Type constraints put constraints on the shapes of processes (or the names of unary atoms) with which the process contexts specified in its arguments can match. The type constraint name p is drawn from a built-in set and specifies which kind of constraints is imposed.
A constraint of the form uniq($p1, ..., $pn) is also allowed. This is a control structure rather than a type constraint and used to avoid infinite rule application (see below).
Here is an example rule with guard:
waitint($p) :- int($p) | ok.
This rule can be thought of as an abbreviation of the following infinite number of rules:
waitint(0) :- ok. waitint(1) :- ok. waitint(-1):- ok. waitint(2) :- ok. ...
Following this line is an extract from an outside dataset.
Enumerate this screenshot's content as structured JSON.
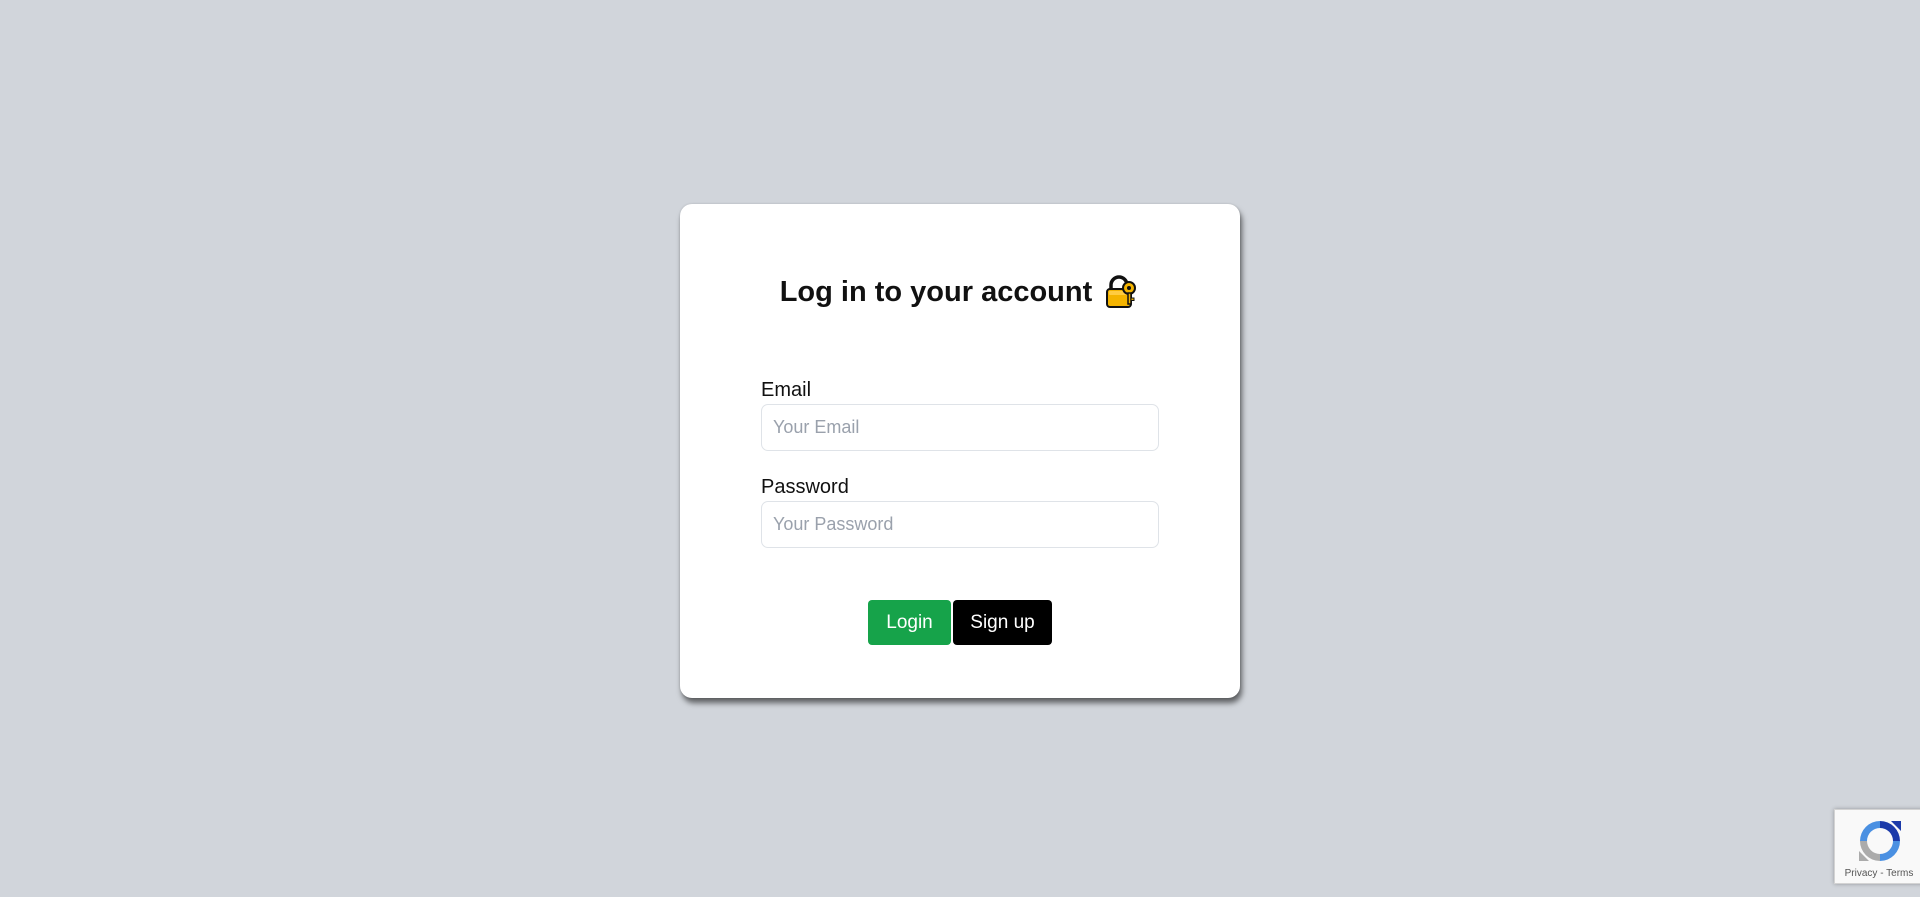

The following list contains examples of some type constraints that can be written in Guard:
Each type constraint name (such as int or <) has its own mode of usage that specifies which of its arguments are input arguments. The effect of the constraint specified by a type constraint is enabled only after the shapes (or values) of its input arguments are all determined. For example, $r = $p + $q proceeds only when $p and $q are determined.
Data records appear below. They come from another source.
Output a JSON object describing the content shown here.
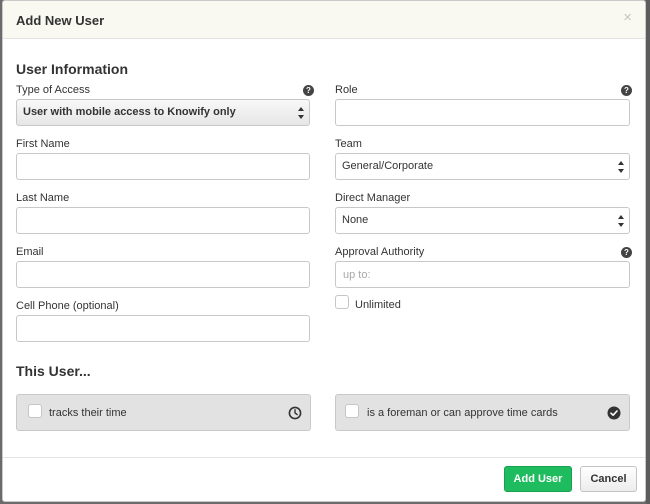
{
  "modal": {
    "title": "Add New User",
    "close_label": "×"
  },
  "user_info": {
    "section_title": "User Information",
    "type_of_access": {
      "label": "Type of Access",
      "value": "User with mobile access to Knowify only"
    },
    "role": {
      "label": "Role",
      "value": ""
    },
    "first_name": {
      "label": "First Name",
      "value": ""
    },
    "team": {
      "label": "Team",
      "value": "General/Corporate"
    },
    "last_name": {
      "label": "Last Name",
      "value": ""
    },
    "direct_manager": {
      "label": "Direct Manager",
      "value": "None"
    },
    "email": {
      "label": "Email",
      "value": ""
    },
    "approval_authority": {
      "label": "Approval Authority",
      "placeholder": "up to:",
      "value": ""
    },
    "cell_phone": {
      "label": "Cell Phone (optional)",
      "value": ""
    },
    "unlimited": {
      "label": "Unlimited",
      "checked": false
    }
  },
  "this_user": {
    "section_title": "This User...",
    "tracks_time": {
      "label": "tracks their time",
      "checked": false,
      "icon": "clock-icon"
    },
    "foreman": {
      "label": "is a foreman or can approve time cards",
      "checked": false,
      "icon": "check-circle-icon"
    }
  },
  "footer": {
    "add_user_label": "Add User",
    "cancel_label": "Cancel"
  },
  "colors": {
    "primary": "#1ebc5e",
    "header_bg": "#f9f9f1",
    "option_bg": "#e2e2e2"
  }
}
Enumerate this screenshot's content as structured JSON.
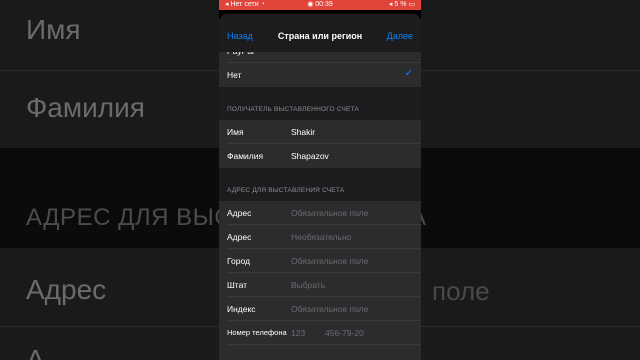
{
  "background": {
    "name_label": "Имя",
    "surname_label": "Фамилия",
    "address_section": "АДРЕС ДЛЯ ВЫСТ",
    "address_section_tail": "А",
    "address_label": "Адрес",
    "placeholder_tail": "поле",
    "bottom_partial": "А"
  },
  "status_bar": {
    "carrier": "Нет сети",
    "time": "00:39",
    "battery": "5 %"
  },
  "nav": {
    "back": "Назад",
    "title": "Страна или регион",
    "done": "Далее"
  },
  "payment": {
    "partial_option": "PayPal",
    "selected_option": "Нет"
  },
  "recipient": {
    "header": "ПОЛУЧАТЕЛЬ ВЫСТАВЛЕННОГО СЧЕТА",
    "first_name_label": "Имя",
    "first_name_value": "Shakir",
    "last_name_label": "Фамилия",
    "last_name_value": "Shapazov"
  },
  "billing_address": {
    "header": "АДРЕС ДЛЯ ВЫСТАВЛЕНИЯ СЧЕТА",
    "rows": [
      {
        "label": "Адрес",
        "placeholder": "Обязательное поле"
      },
      {
        "label": "Адрес",
        "placeholder": "Необязательно"
      },
      {
        "label": "Город",
        "placeholder": "Обязательное поле"
      },
      {
        "label": "Штат",
        "placeholder": "Выбрать"
      },
      {
        "label": "Индекс",
        "placeholder": "Обязательное поле"
      }
    ],
    "phone_label": "Номер телефона",
    "phone_code_placeholder": "123",
    "phone_number_placeholder": "456-79-20"
  }
}
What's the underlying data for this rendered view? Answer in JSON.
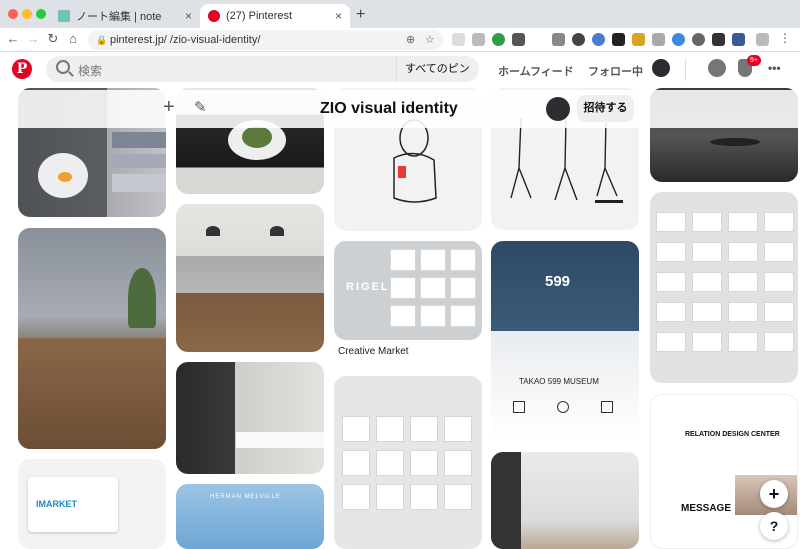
{
  "browser": {
    "tabs": [
      {
        "title": "ノート編集 | note",
        "favicon_color": "#6fc4b8"
      },
      {
        "title": "(27) Pinterest",
        "favicon_color": "#e60023"
      }
    ],
    "new_tab": "+",
    "close": "×",
    "url": "pinterest.jp/          /zio-visual-identity/",
    "nav": {
      "back": "←",
      "forward": "→",
      "reload": "↻",
      "home": "⌂"
    }
  },
  "header": {
    "logo": "P",
    "search_placeholder": "検索",
    "scope": "すべてのピン",
    "home_feed": "ホームフィード",
    "following": "フォロー中",
    "notifications_badge": "9+",
    "more": "•••"
  },
  "board": {
    "title": "ZIO visual identity",
    "invite": "招待する",
    "add": "+",
    "edit": "✎"
  },
  "pins": {
    "rigel_caption": "Creative Market",
    "imarket_text": "IMARKET",
    "museum_title": "TAKAO 599 MUSEUM",
    "museum_number": "599",
    "relation_title": "RELATION DESIGN CENTER",
    "relation_message": "MESSAGE",
    "rigel_title": "RIGEL",
    "herman": "HERMAN MELVILLE"
  },
  "fab": {
    "add": "+",
    "help": "?"
  }
}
The same abbreviation scheme as defined for atoms applies to type constraints when a process context name $pk occurs exactly twice in the rule. For example, p($n) :- $n>$z, 0($z) | ok can be abbreviated to p($n) :- $n>0 | ok.
A process context name $p constrained in Guard is said to be typed in that rule. As a syntactic sugar, typed process context names can be written as link names. For inscance, the above example can be written as:
waitint(X) :- int(X) | ok.
A constraint of the form uniq($p1, ..., $pn) succeeds if each $pk is a ground structure (connected graph with exactly one free link; see below) and the rule has not been applied to the tuple $p1, ..., $pn before.
As a special case of n=0, uniq succeeds if the rule in question has not been used before. The uniq() test is a general tool for avoiding infinite application of rules whose right-hand side is a super(multi)set of the left-hand side.
Currently, the following type constraints can be written in the guard. The + specifies an input argument.
'='(+U1,-U2) - make sure that U1 and U2 are (connected to)
unary atoms with the same name
'='(-U1,+U2) - same as above
'=='(+U1,+U2) - check if U1 and U2 are (connected to) unary
atoms with the same name
unary(+U) - check if U is (connected to) a unary atom
ground(+G) - check if G is (connected to) a connected graph
with exactly one free link (which is G)
int(+I) - check if I is (connected to) an integer
float(+F) - check if F is (connected to) a float
int(+Float,-Int) - cast
float(+Int,-Float) - cast
345(-Int) - defined for every integer (not only with 345)
'-3.14'(-Float) - defined for every float
'<'(+Int,+Int) - integer comparison; also: > =< >= =:= =\=
'+'(+Int,+Int,-Int) - integer operation; also: - * / mod
'<.'(+Float,+Float) - float comparison; also: >. =<. >=. =:=. =\=.
'+.'(+Float,+Float,-Float) - float operation; also: -. *. /.
uniq(+G1,...,+Gn) - uniqueness constraint; checks if the rule has
not been applied to the tuple G1,...,Gn (n>=0)